Uma reunião não registrada na agenda oficial do Ministério da Previdência Social colocou sob escrutínio a conduta de Adroaldo da Cunha Portal (PDT), atual secretário executivo da pasta. O encontro envolveu Antonio Carlos Camilo Antunes, conhecido como “Careca do INSS”, apontado pela Polícia Federal como operador de um esquema bilionário de descontos irregulares aplicados a aposentados e pensionistas.
O encontro ocorreu em 13 de março de 2023, quando Adroaldo Portal exercia o cargo de secretário do Regime Geral de Previdência Social, área responsável por supervisionar a concessão de benefícios e orientar normas previdenciárias. Na ocasião, o lobista esteve no gabinete acompanhado de um representante de correspondentes bancários ligados a empréstimos consignados.
Apesar da obrigatoriedade legal, a reunião não foi incluída no sistema oficial de compromissos do governo. Registros obtidos por meio da Lei de Acesso à Informação (LAI) indicam que Antonio Antunes entrou no prédio às 10h37 e saiu às 11h07.
Em resposta, Adroaldo Portal afirmou que o encontro não havia sido previamente marcado e que não conhecia o lobista. Segundo ele, a reunião ocorreu porque uma assessora informou que um representante do setor bancário desejava tratar de um tema específico: a redução do teto de juros do empréstimo consignado do INSS. O secretário negou qualquer discussão sobre descontos associativos.
O encontro aconteceu poucas horas antes da reunião do Conselho Nacional de Previdência Social (CNPS), da qual Adroaldo Portal participava e que aprovou a redução dos juros do consignado. Questionado sobre a ausência do registro oficial, o secretário alegou falha administrativa no início de sua gestão, embora já estivesse no cargo há mais de um mês.

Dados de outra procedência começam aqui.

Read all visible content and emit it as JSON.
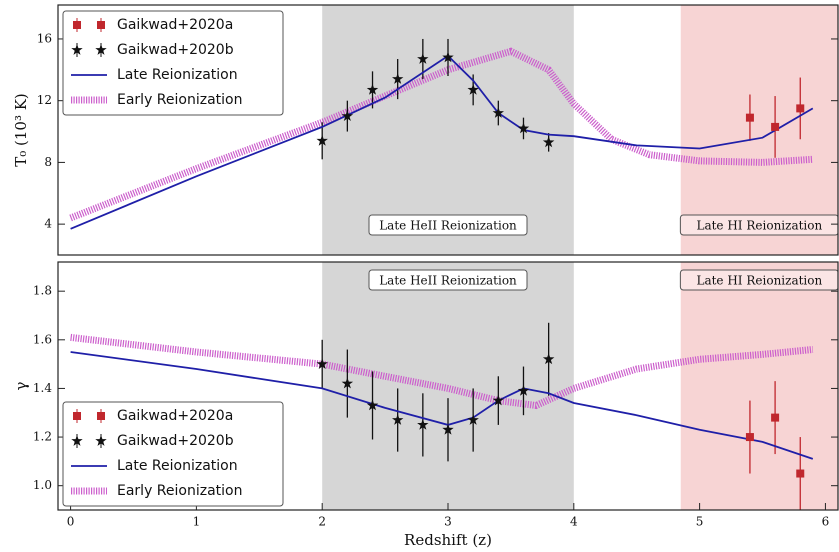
{
  "chart_data": [
    {
      "type": "line",
      "ylabel": "T₀ (10³ K)",
      "xlim": [
        -0.1,
        6.1
      ],
      "ylim": [
        2,
        18.2
      ],
      "yticks": [
        4,
        8,
        12,
        16
      ],
      "legend": "upper left",
      "annotation_position": "bottom",
      "spans": [
        {
          "xlim": [
            2,
            4
          ],
          "color": "#d6d6d6",
          "label": "Late HeII Reionization"
        },
        {
          "xlim": [
            4.85,
            6.1
          ],
          "color": "#f7d4d4",
          "label": "Late HI Reionization"
        }
      ],
      "series": [
        {
          "name": "Gaikwad+2020a",
          "color": "#c0272d",
          "marker": "square",
          "x": [
            5.4,
            5.6,
            5.8
          ],
          "values": [
            10.9,
            10.3,
            11.5
          ],
          "errors": [
            1.5,
            2,
            2
          ]
        },
        {
          "name": "Gaikwad+2020b",
          "color": "#111111",
          "marker": "star",
          "x": [
            2.0,
            2.2,
            2.4,
            2.6,
            2.8,
            3.0,
            3.2,
            3.4,
            3.6,
            3.8
          ],
          "values": [
            9.4,
            11.0,
            12.7,
            13.4,
            14.7,
            14.8,
            12.7,
            11.2,
            10.2,
            9.3
          ],
          "errors": [
            1.2,
            1,
            1.2,
            1.3,
            1.3,
            1.2,
            1,
            0.8,
            0.7,
            0.6
          ]
        },
        {
          "name": "Late Reionization",
          "color": "#1f1fa8",
          "linestyle": "solid",
          "x": [
            0,
            1,
            2,
            2.5,
            3,
            3.2,
            3.4,
            3.6,
            3.8,
            4,
            4.5,
            5,
            5.5,
            5.9
          ],
          "values": [
            3.7,
            7.1,
            10.3,
            12.2,
            14.9,
            13.3,
            11.2,
            10.1,
            9.8,
            9.7,
            9.1,
            8.9,
            9.6,
            11.5
          ]
        },
        {
          "name": "Early Reionization",
          "color": "#cc5fcc",
          "linestyle": "hatched",
          "x": [
            0,
            1,
            2,
            2.5,
            3,
            3.5,
            3.8,
            4,
            4.3,
            4.6,
            5,
            5.5,
            5.9
          ],
          "values": [
            4.4,
            7.6,
            10.6,
            12.3,
            14.0,
            15.2,
            14.0,
            11.8,
            9.5,
            8.5,
            8.1,
            8.0,
            8.2
          ]
        }
      ]
    },
    {
      "type": "line",
      "ylabel": "γ",
      "xlabel": "Redshift (z)",
      "xlim": [
        -0.1,
        6.1
      ],
      "ylim": [
        0.9,
        1.92
      ],
      "xticks": [
        0,
        1,
        2,
        3,
        4,
        5,
        6
      ],
      "yticks": [
        {
          "value": 1,
          "label": "1.0"
        },
        1.2,
        1.4,
        1.6,
        1.8
      ],
      "legend": "lower left",
      "annotation_position": "top",
      "spans": [
        {
          "xlim": [
            2,
            4
          ],
          "color": "#d6d6d6",
          "label": "Late HeII Reionization"
        },
        {
          "xlim": [
            4.85,
            6.1
          ],
          "color": "#f7d4d4",
          "label": "Late HI Reionization"
        }
      ],
      "series": [
        {
          "name": "Gaikwad+2020a",
          "color": "#c0272d",
          "marker": "square",
          "x": [
            5.4,
            5.6,
            5.8
          ],
          "values": [
            1.2,
            1.28,
            1.05
          ],
          "errors": [
            0.15,
            0.15,
            0.15
          ]
        },
        {
          "name": "Gaikwad+2020b",
          "color": "#111111",
          "marker": "star",
          "x": [
            2.0,
            2.2,
            2.4,
            2.6,
            2.8,
            3.0,
            3.2,
            3.4,
            3.6,
            3.8
          ],
          "values": [
            1.5,
            1.42,
            1.33,
            1.27,
            1.25,
            1.23,
            1.27,
            1.35,
            1.39,
            1.52
          ],
          "errors": [
            0.1,
            0.14,
            0.14,
            0.13,
            0.13,
            0.13,
            0.13,
            0.1,
            0.1,
            0.15
          ]
        },
        {
          "name": "Late Reionization",
          "color": "#1f1fa8",
          "linestyle": "solid",
          "x": [
            0,
            1,
            2,
            2.5,
            3,
            3.2,
            3.4,
            3.6,
            3.8,
            4,
            4.5,
            5,
            5.5,
            5.9
          ],
          "values": [
            1.55,
            1.48,
            1.4,
            1.32,
            1.25,
            1.28,
            1.35,
            1.4,
            1.38,
            1.34,
            1.29,
            1.23,
            1.18,
            1.11
          ]
        },
        {
          "name": "Early Reionization",
          "color": "#cc5fcc",
          "linestyle": "hatched",
          "x": [
            0,
            1,
            2,
            2.5,
            3,
            3.4,
            3.7,
            4,
            4.5,
            5,
            5.5,
            5.9
          ],
          "values": [
            1.61,
            1.55,
            1.5,
            1.45,
            1.4,
            1.35,
            1.33,
            1.4,
            1.48,
            1.52,
            1.54,
            1.56
          ]
        }
      ]
    }
  ]
}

Posteriormente, em 22 de maio, Adroaldo Portal foi promovido a secretário executivo da Previdência pelo então ministro Wolney Queiroz, que assumiu a pasta após a demissão de Carlos Lupi, decorrente da Operação Sem Desconto, da Polícia Federal.

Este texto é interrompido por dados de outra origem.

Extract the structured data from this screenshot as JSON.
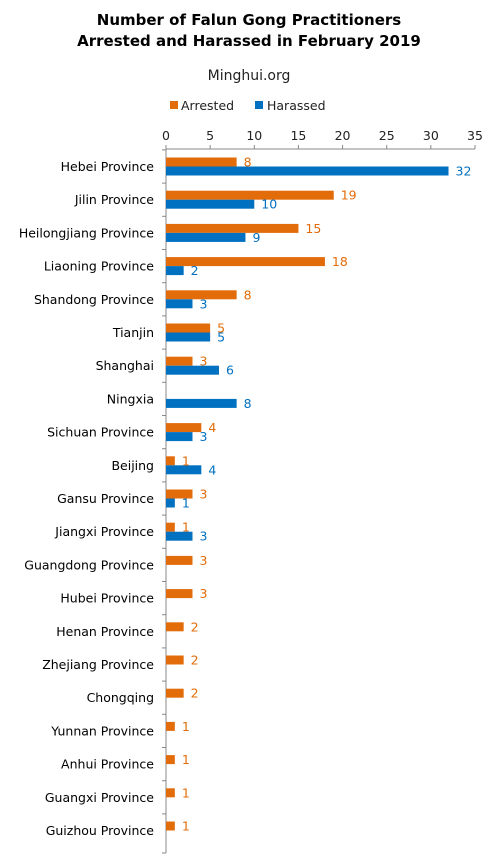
{
  "chart_data": {
    "type": "bar",
    "orientation": "horizontal",
    "title_lines": [
      "Number of Falun Gong Practitioners",
      "Arrested and Harassed in February 2019"
    ],
    "subtitle": "Minghui.org",
    "legend_position": "top",
    "xlim": [
      0,
      35
    ],
    "x_ticks": [
      0,
      5,
      10,
      15,
      20,
      25,
      30,
      35
    ],
    "x_axis_position": "top",
    "grid": false,
    "categories": [
      "Hebei Province",
      "Jilin Province",
      "Heilongjiang Province",
      "Liaoning Province",
      "Shandong Province",
      "Tianjin",
      "Shanghai",
      "Ningxia",
      "Sichuan Province",
      "Beijing",
      "Gansu Province",
      "Jiangxi Province",
      "Guangdong Province",
      "Hubei Province",
      "Henan Province",
      "Zhejiang Province",
      "Chongqing",
      "Yunnan Province",
      "Anhui Province",
      "Guangxi Province",
      "Guizhou Province"
    ],
    "series": [
      {
        "name": "Arrested",
        "color": "#e36c0a",
        "values": [
          8,
          19,
          15,
          18,
          8,
          5,
          3,
          null,
          4,
          1,
          3,
          1,
          3,
          3,
          2,
          2,
          2,
          1,
          1,
          1,
          1
        ]
      },
      {
        "name": "Harassed",
        "color": "#0070c0",
        "values": [
          32,
          10,
          9,
          2,
          3,
          5,
          6,
          8,
          3,
          4,
          1,
          3,
          null,
          null,
          null,
          null,
          null,
          null,
          null,
          null,
          null
        ]
      }
    ]
  }
}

As investigações indicam que entidades ligadas ao “Careca do INSS” arrecadaram cerca de R$ 1,3 bilhão entre 2021 e março de 2025 com descontos aplicados a benefícios previdenciários. Há suspeitas de que dados cadastrais de beneficiários tenham sido obtidos dentro do INSS e repassados a entidades que cobravam mensalidades sem autorização válida.
Antonio Antunes também é investigado por suposto pagamento de propina a três ex-dirigentes do INSS: Virgílio Oliveira Filho, André Fidelis e Alexandre Guimarães, todos alvos da apuração da Polícia Federal.

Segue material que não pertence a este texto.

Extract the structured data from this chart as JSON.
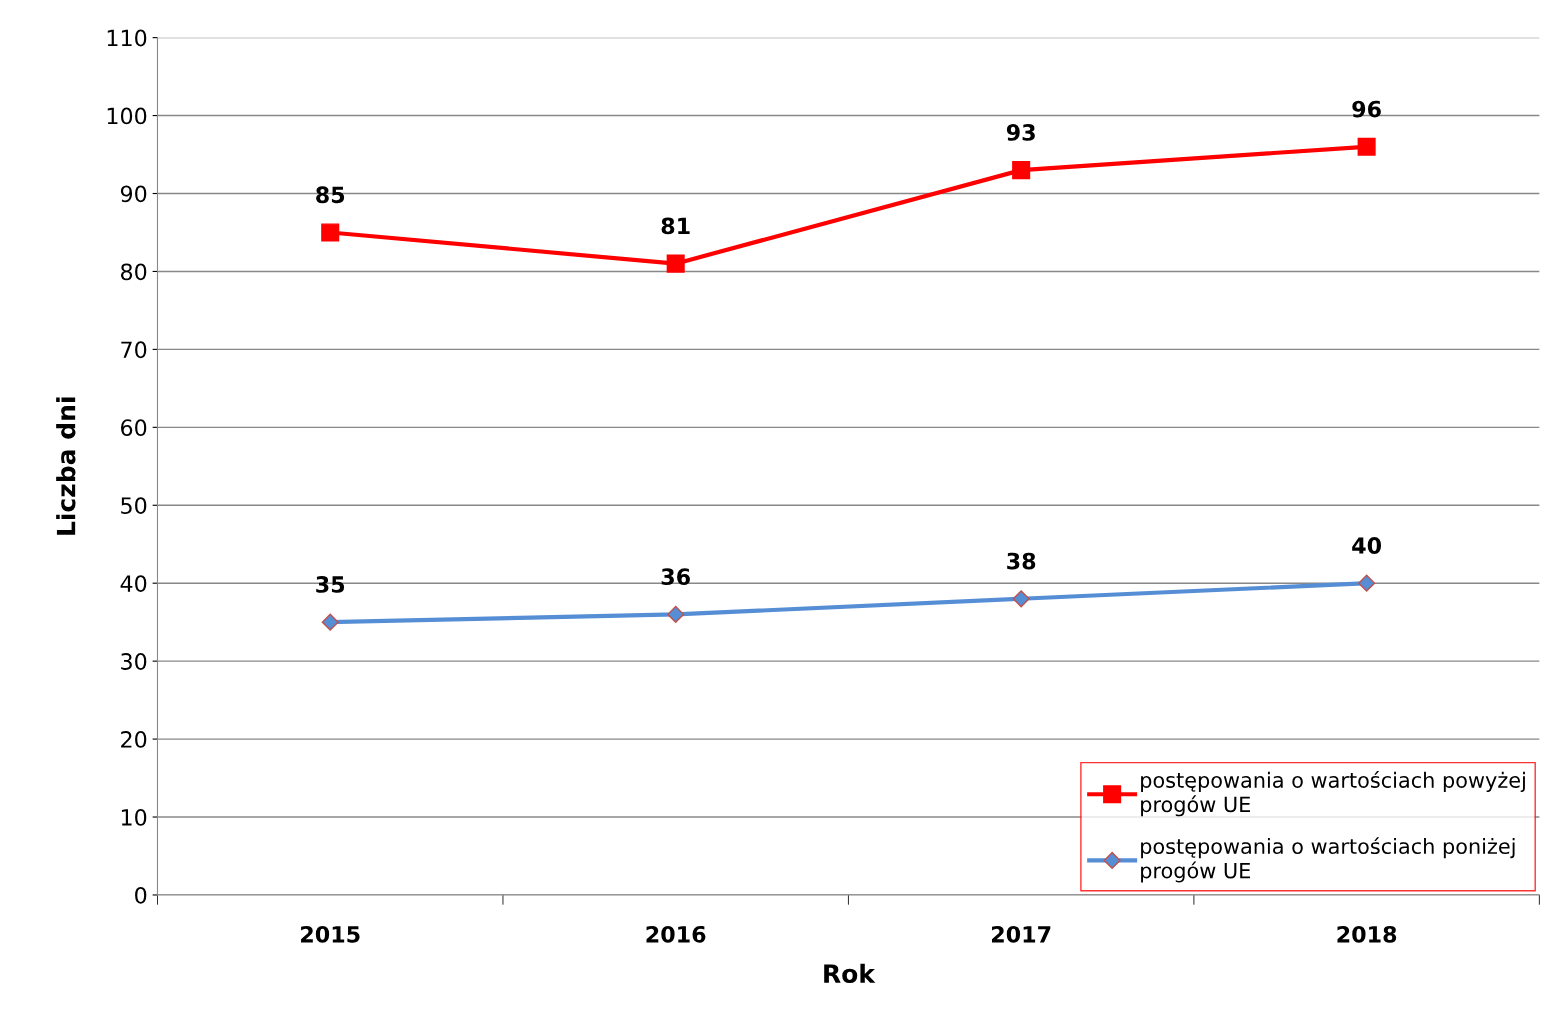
{
  "chart_data": {
    "type": "line",
    "xlabel": "Rok",
    "ylabel": "Liczba dni",
    "categories": [
      "2015",
      "2016",
      "2017",
      "2018"
    ],
    "series": [
      {
        "name": "postępowania o wartościach powyżej progów UE",
        "color": "#ff0000",
        "marker": "square",
        "values": [
          85,
          81,
          93,
          96
        ]
      },
      {
        "name": "postępowania o wartościach poniżej progów UE",
        "color": "#558ed5",
        "marker": "diamond",
        "values": [
          35,
          36,
          38,
          40
        ]
      }
    ],
    "ylim": [
      0,
      110
    ],
    "yticks": [
      0,
      10,
      20,
      30,
      40,
      50,
      60,
      70,
      80,
      90,
      100,
      110
    ],
    "grid": "y",
    "legend": "bottom right",
    "data_labels": true,
    "line_style": "solid"
  }
}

O caso reforça as suspeitas em torno da atuação de lobistas no INSS e da fragilidade nos controles internos da Previdência Social. As denúncias, reveladas em uma série de reportagens a partir de dezembro de 2023, impulsionaram investigações da Polícia Federal e da Controladoria-Geral da União, culminando na Operação Sem Desconto, que levou à queda do presidente do INSS e do então ministro da Previdência. O episódio da reunião fora da agenda amplia o debate sobre transparência, fiscalização e responsabilidade na gestão dos benefícios previdenciários.